Aus Eier werden Küken :O)

Schieren der Bruteier

Viele Züchter schieren (Durchleuchten der Eier) ab dem 7.Tag die Bruteier und sondern nicht befruchtete Eier aus. Das hat auch seinen Sinn. Ich selber mache das aber nicht. Denn bis jetzt waren alle Eier befruchtet und da ich keine Eier verwendet habe, die einen Versand überstehen mussten oder älter als 10 Tage waren, lag die Schlupfquote bis heute bei nahezu 100%. Ein Apparat zum Schieren der Bruteier lässt sich schnell und billig selber bauen. Ein Schuhkarton, eine Glühlampe rein, drüber ein Loch ausgeschnitten und fertig ist der Schierapparat.

Fressen der Bruteier

Bei der Naturbrut sortieren in der Regel meine Glucken unbefruchtete Eier von selbst aus. Hin und wieder fressen die Glucken zum Ende der Brutzeit bestimmte Eier. Sie scheinen aber nur Eier zu essen, wenn mit ihnen etwas nicht stimmt oder sie nicht befruchtet sind. Küken werden nur gegessen, wenn sie krank oder tot sind. Also nicht wundern, wenn z.B. nach dem Schlupf von 10 Bruteiern 8 gesunde Küken zu sehen sind und keine Reste der fehlenden zwei Eier mehr zu finden ist. Dies scheint die Natur so eingerichtet zu haben, damit kein Raubzeug vom Geruch toter Küken angelockt wird, außerdem ist das ein wertvoller Energiehappen, den die Glucke nach der langer Brutzeit gut gebrauchen kann. Frisst die Glucke aber gesunde Küken, würde ich diese Henne von der Zucht ausschließen, damit sich diese Unart nicht weitervererbt.
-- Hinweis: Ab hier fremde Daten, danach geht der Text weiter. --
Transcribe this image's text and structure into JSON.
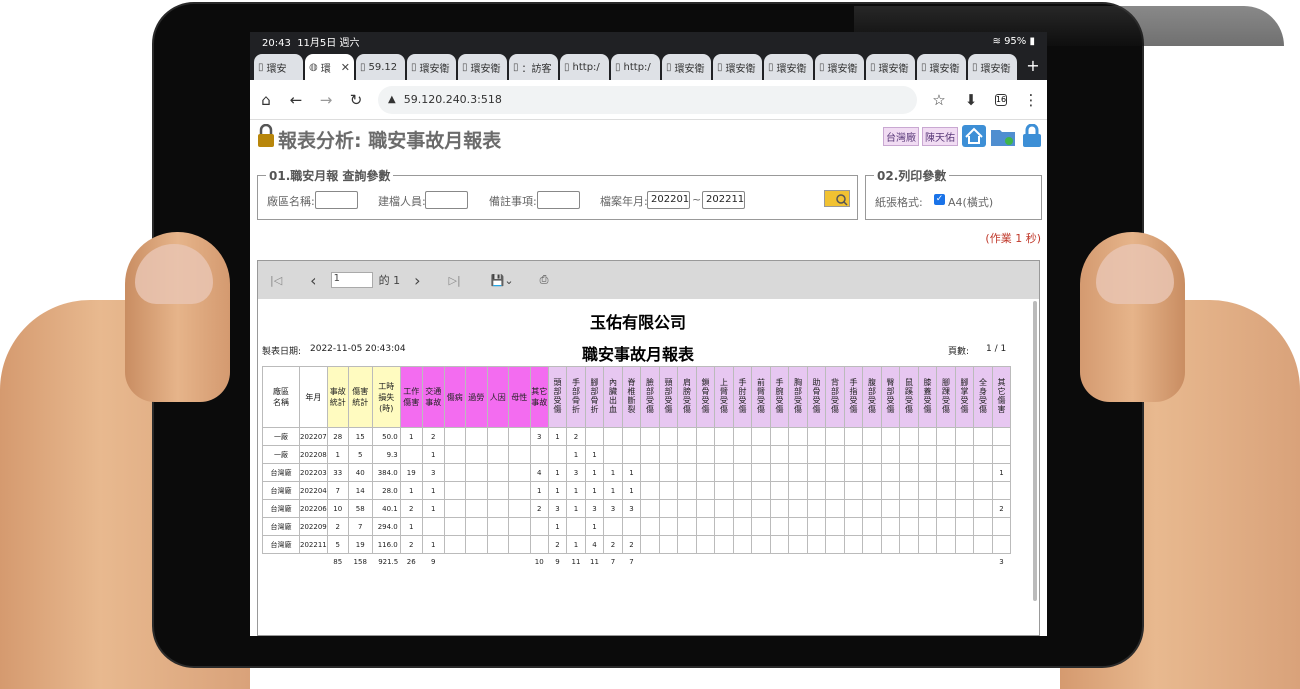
{
  "status": {
    "time": "20:43",
    "date": "11月5日 週六",
    "battery": "95%"
  },
  "tabs": [
    {
      "label": "環安",
      "active": false
    },
    {
      "label": "環",
      "active": true
    },
    {
      "label": "59.12",
      "active": false
    },
    {
      "label": "環安衛",
      "active": false
    },
    {
      "label": "環安衛",
      "active": false
    },
    {
      "label": "：訪客",
      "active": false
    },
    {
      "label": "http:/",
      "active": false
    },
    {
      "label": "http:/",
      "active": false
    },
    {
      "label": "環安衛",
      "active": false
    },
    {
      "label": "環安衛",
      "active": false
    },
    {
      "label": "環安衛",
      "active": false
    },
    {
      "label": "環安衛",
      "active": false
    },
    {
      "label": "環安衛",
      "active": false
    },
    {
      "label": "環安衛",
      "active": false
    },
    {
      "label": "環安衛",
      "active": false
    }
  ],
  "browser": {
    "url": "59.120.240.3:518",
    "tab_count": "16"
  },
  "page": {
    "title": "報表分析: 職安事故月報表",
    "factory_badge": "台灣廠",
    "user_badge": "陳天佑"
  },
  "query": {
    "legend": "01.職安月報 查詢參數",
    "factory_label": "廠區名稱:",
    "factory_value": "",
    "creator_label": "建檔人員:",
    "creator_value": "",
    "note_label": "備註事項:",
    "note_value": "",
    "period_label": "檔案年月:",
    "period_from": "202201",
    "period_sep": "~",
    "period_to": "202211"
  },
  "print": {
    "legend": "02.列印參數",
    "paper_label": "紙張格式:",
    "paper_option": "A4(橫式)",
    "paper_checked": true
  },
  "time_note": "(作業 1 秒)",
  "viewer": {
    "page_value": "1",
    "page_of": "的 1"
  },
  "report": {
    "company": "玉佑有限公司",
    "title": "職安事故月報表",
    "date_label": "製表日期:",
    "date_value": "2022-11-05 20:43:04",
    "page_label": "頁數:",
    "page_value": "1 / 1",
    "headers": [
      "廠區\n名稱",
      "年月",
      "事故\n統計",
      "傷害\n統計",
      "工時\n損失\n(時)",
      "工作\n傷害",
      "交通\n事故",
      "傷病",
      "過勞",
      "人因",
      "母性",
      "其它\n事故",
      "頭部受傷",
      "手部骨折",
      "腳部骨折",
      "內臟出血",
      "脊椎斷裂",
      "臉部受傷",
      "頸部受傷",
      "肩膀受傷",
      "鎖骨受傷",
      "上臂受傷",
      "手肘受傷",
      "前臂受傷",
      "手腕受傷",
      "胸部受傷",
      "助骨受傷",
      "背部受傷",
      "手指受傷",
      "腹部受傷",
      "臀部受傷",
      "鼠蹊受傷",
      "膝蓋受傷",
      "腳踝受傷",
      "腳掌受傷",
      "全身受傷",
      "其它傷害"
    ],
    "rows": [
      [
        "一廠",
        "202207",
        "28",
        "15",
        "50.0",
        "1",
        "2",
        "",
        "",
        "",
        "",
        "3",
        "1",
        "2",
        "",
        "",
        "",
        "",
        "",
        "",
        "",
        "",
        "",
        "",
        "",
        "",
        "",
        "",
        "",
        "",
        "",
        "",
        "",
        "",
        "",
        "",
        ""
      ],
      [
        "一廠",
        "202208",
        "1",
        "5",
        "9.3",
        "",
        "1",
        "",
        "",
        "",
        "",
        "",
        "",
        "1",
        "1",
        "",
        "",
        "",
        "",
        "",
        "",
        "",
        "",
        "",
        "",
        "",
        "",
        "",
        "",
        "",
        "",
        "",
        "",
        "",
        "",
        "",
        ""
      ],
      [
        "台灣廠",
        "202203",
        "33",
        "40",
        "384.0",
        "19",
        "3",
        "",
        "",
        "",
        "",
        "4",
        "1",
        "3",
        "1",
        "1",
        "1",
        "",
        "",
        "",
        "",
        "",
        "",
        "",
        "",
        "",
        "",
        "",
        "",
        "",
        "",
        "",
        "",
        "",
        "",
        "",
        "1"
      ],
      [
        "台灣廠",
        "202204",
        "7",
        "14",
        "28.0",
        "1",
        "1",
        "",
        "",
        "",
        "",
        "1",
        "1",
        "1",
        "1",
        "1",
        "1",
        "",
        "",
        "",
        "",
        "",
        "",
        "",
        "",
        "",
        "",
        "",
        "",
        "",
        "",
        "",
        "",
        "",
        "",
        "",
        ""
      ],
      [
        "台灣廠",
        "202206",
        "10",
        "58",
        "40.1",
        "2",
        "1",
        "",
        "",
        "",
        "",
        "2",
        "3",
        "1",
        "3",
        "3",
        "3",
        "",
        "",
        "",
        "",
        "",
        "",
        "",
        "",
        "",
        "",
        "",
        "",
        "",
        "",
        "",
        "",
        "",
        "",
        "",
        "2"
      ],
      [
        "台灣廠",
        "202209",
        "2",
        "7",
        "294.0",
        "1",
        "",
        "",
        "",
        "",
        "",
        "",
        "1",
        "",
        "1",
        "",
        "",
        "",
        "",
        "",
        "",
        "",
        "",
        "",
        "",
        "",
        "",
        "",
        "",
        "",
        "",
        "",
        "",
        "",
        "",
        "",
        ""
      ],
      [
        "台灣廠",
        "202211",
        "5",
        "19",
        "116.0",
        "2",
        "1",
        "",
        "",
        "",
        "",
        "",
        "2",
        "1",
        "4",
        "2",
        "2",
        "",
        "",
        "",
        "",
        "",
        "",
        "",
        "",
        "",
        "",
        "",
        "",
        "",
        "",
        "",
        "",
        "",
        "",
        "",
        ""
      ]
    ],
    "totals": [
      "",
      "",
      "85",
      "158",
      "921.5",
      "26",
      "9",
      "",
      "",
      "",
      "",
      "10",
      "9",
      "11",
      "11",
      "7",
      "7",
      "",
      "",
      "",
      "",
      "",
      "",
      "",
      "",
      "",
      "",
      "",
      "",
      "",
      "",
      "",
      "",
      "",
      "",
      "",
      "3"
    ]
  },
  "colors": {
    "accent_magenta": "#f36cf0",
    "lavender": "#e7c7f1",
    "yellow": "#fffbc0",
    "alert": "#c0392b"
  }
}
Die Schalen der ausgebrüteten Eier werden auch gerne von der Henne gegessen, das ist aber von Henne zu Henne verschieden.

Ab dem 20.-21. Tag sehe ich nach, ob schon die ersten Küken zu sehen sind. Wenn es dann so weit ist, sind wir immer wieder aufs Neue völlig fasziniert von den neuen Küken. Bis jetzt hat es nie Probleme beim Schlupf von Küken gegeben, sollte dies aber einmal passieren, werde ich (schweren Herzens) nicht eingreifen. An der Rasse der HINT HOROZU schätze ich besonders ihr natürliches Verhalten und ihre robuste Natur, dies möchte ich bei meinen Tieren auch so behalten.

Sind die Küken dann geschlüpft, werden sie bestens von der Glucke versorgt, eine Beheizung des Gluckenstall ist bei den HINT HOROZ nicht nötig. Selbst bei unter -10°C ist die Glucke in der Lage die Küken ausreichend zu wärmen.


Die Naturbrut

Robuste Hintküken

Info Kieselgur:

Kieselgur (Diatomenerde) ist ein für Mensch und Tier unschädliches Algengranulat (Dies muss eine Körnung von 4-20µm haben), das sich zwischen die Glieder der Schädlinge schiebt und die oberste Schicht des Insektenpanzers zerstört. Die Körperflüssigkeit tritt aus und der Schädling vertrocknet.

Kieselgur ist ökologisch unbedenklich, frei von Biozid und Insektizid. Es kann durch den bio-physikalischen Vorgang zu keinen Resistenzen kommen.

Kieselgur kann gegen alle kriechenden Insekten und Spinnentiere eingesetzt werden, wie z.B. Tierläuse, Flöhe, Ameisen, Speckkäfer, Silberfischchen, rote Vogelmilbe, Haarlinge, Federlinge, Getreidekäfer usw.